An unexpected cut: Revisiting the Diamond Commission and assessing inequality in post-war Britain

This project was undertaken as part of the Historians in Residence programme, which is based at King’s College, London. The views and opinions expressed in this report are those of the author and do not necessarily reflect those of the Resolution Foundation.

In 1974, the Labour government established a Royal Commission on the Distribution of Income and Wealth, which was known as the Diamond Commission. This paper, firstly, looks at what this Commission found and compares that to the shape of inequality in Britain today; secondly, examines the impact of the Commission’s findings on policy and the public debate and, finally, uses the story of the Diamond Commission to reflect on what can be learnt by those trying to secure a more equal Britain today.

The Diamond Commission highlights how we must not think of the politics of equality as solely about taxation and the welfare state. The spread of pensions and broadening of home ownership were crucial to a more equal distribution of wealth in the post-war period. On the income side the power and influence of trade unions kept income inequality down.

Much has changed in the make-up of income and wealth inequality since the mid-1970s. We are a much less equal society when it comes to incomes. But more positively pensioners are now far less likely to be poor. The place of self-employed in our economy has shifted with those involved, on average, no longer better off than employees. Inheritance is also becoming a much bigger feature of the country than it was forty years ago, with implications for growing wealth gaps.

In terms of the public debate, the Diamond Commission had a rather unexpected impact, especially given that it was established by a Labour government. For many, the findings of the Commission were used to argue that Britain was too equal. Moreover, the Commission’s work had little impact on specific policy matters.

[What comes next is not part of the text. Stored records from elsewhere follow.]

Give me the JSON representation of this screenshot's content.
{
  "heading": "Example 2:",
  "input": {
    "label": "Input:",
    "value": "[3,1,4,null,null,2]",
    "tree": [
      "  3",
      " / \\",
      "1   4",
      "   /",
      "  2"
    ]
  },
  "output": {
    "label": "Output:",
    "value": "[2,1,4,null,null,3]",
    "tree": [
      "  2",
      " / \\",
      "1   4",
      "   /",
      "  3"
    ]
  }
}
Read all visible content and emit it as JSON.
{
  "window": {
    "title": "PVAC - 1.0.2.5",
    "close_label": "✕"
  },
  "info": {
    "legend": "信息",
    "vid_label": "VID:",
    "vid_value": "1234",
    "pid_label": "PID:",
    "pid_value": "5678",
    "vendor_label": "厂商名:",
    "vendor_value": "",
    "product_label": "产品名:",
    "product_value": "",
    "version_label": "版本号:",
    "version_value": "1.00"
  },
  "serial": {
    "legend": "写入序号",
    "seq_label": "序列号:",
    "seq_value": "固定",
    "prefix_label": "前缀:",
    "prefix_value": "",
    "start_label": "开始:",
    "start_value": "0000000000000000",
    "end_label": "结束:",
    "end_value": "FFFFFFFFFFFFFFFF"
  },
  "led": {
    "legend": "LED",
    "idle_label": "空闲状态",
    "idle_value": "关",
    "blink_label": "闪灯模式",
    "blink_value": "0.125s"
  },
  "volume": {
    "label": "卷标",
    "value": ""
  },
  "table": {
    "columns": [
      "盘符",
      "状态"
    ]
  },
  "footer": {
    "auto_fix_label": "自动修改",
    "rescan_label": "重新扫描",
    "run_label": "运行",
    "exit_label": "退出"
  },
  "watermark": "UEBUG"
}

Given the high political sensitivity of matters revolving around the distribution of income and wealth, the hope that bringing to bear a concerted body of expertise would cut through political differences proved to be unfounded.

Telling the story of the Diamond Commission brings into sharp relief how those working for greater equality must have good policy solutions, but also strong brokers. Indeed, we need to think through where the pressure for reform on the distribution of income and wealth is going to come from in today’s more unequal Britain.